Training results using the default parameters in config.py.

Samples generated from unif(-1, 1) noise vector after around 1e6 iterations.

The generator and discriminator losses as well as the global loss based on the process error. The visual fidelity of the generated samples keep improving throughout the training.

The Adam learning rate is kept constant at 5e-5, in contrast to the paper. Starting with a higher learning rate and then decaying it is expected to improve the results and converge faster.

Train

CelebA

To train the model with CelebA as in the results above, download the aligned and cropped version of CelebA and unarchive the whole dataset.

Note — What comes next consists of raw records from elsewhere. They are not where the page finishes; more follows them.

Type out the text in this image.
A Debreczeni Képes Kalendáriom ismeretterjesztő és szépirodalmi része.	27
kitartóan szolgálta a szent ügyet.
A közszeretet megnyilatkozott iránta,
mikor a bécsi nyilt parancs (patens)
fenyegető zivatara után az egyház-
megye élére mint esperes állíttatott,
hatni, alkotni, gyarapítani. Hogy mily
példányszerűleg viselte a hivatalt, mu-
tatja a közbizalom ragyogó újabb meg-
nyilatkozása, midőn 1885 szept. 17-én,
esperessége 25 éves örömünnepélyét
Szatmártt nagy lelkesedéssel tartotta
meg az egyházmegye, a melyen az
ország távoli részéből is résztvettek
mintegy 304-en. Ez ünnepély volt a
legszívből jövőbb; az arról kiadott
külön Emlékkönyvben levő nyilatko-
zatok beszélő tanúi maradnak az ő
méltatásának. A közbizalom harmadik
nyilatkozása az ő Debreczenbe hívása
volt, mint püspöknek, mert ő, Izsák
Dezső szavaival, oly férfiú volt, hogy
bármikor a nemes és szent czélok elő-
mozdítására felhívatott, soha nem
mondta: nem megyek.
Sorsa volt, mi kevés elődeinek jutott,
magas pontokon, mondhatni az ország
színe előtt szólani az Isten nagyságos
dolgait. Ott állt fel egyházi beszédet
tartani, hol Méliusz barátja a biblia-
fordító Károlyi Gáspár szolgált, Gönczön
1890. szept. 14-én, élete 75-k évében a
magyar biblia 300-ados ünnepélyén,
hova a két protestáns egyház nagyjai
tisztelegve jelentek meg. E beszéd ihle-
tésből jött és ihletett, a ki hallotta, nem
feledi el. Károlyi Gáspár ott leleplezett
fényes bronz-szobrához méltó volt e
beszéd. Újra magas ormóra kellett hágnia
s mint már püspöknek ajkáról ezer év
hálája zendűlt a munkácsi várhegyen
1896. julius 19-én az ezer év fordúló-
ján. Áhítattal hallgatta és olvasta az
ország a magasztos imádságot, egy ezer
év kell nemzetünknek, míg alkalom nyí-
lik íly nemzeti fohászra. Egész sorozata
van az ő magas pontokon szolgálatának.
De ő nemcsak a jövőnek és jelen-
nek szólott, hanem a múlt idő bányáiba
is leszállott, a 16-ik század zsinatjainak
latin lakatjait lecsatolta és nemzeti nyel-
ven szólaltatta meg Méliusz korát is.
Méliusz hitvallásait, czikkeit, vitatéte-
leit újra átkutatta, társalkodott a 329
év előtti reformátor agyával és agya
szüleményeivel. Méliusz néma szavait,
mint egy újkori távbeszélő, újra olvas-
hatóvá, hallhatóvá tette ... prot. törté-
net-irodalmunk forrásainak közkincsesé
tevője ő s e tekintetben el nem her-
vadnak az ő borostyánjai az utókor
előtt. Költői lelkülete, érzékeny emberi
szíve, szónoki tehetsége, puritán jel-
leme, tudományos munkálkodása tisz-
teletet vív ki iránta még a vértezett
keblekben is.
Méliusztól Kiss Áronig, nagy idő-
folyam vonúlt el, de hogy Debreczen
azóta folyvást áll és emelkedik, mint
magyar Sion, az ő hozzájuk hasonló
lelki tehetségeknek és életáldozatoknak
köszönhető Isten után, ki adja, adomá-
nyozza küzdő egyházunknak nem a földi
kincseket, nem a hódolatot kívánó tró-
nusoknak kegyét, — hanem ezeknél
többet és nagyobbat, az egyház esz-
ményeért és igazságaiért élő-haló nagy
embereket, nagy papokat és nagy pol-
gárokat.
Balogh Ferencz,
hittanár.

Images will during training be cropped to remove some of the background and then rescaled to e.g. (64, 64) or (128, 128) pixels. A larger scale will automatically result in a deeper architecture.

python train.py --celeba-root celeba/CelebA --celeba-scale 64 --batch-size 16 --iterations 10000 --gpu 1

CIFAR-10

To train the model with CIFAR-10 with (32, 32) images, simply run the following command. Chainer will download and cache the dataset for you.

Note that with the same default hyperparameters as for CelebA, the results look fairly poor with centered blob-like objects.

python train.py --dataset cifar10 --batch-size 16 --iterations 10000 --gpu 1

Images are randomly sampled from the generator every certain number of iterations, and saved under a subdirectory result.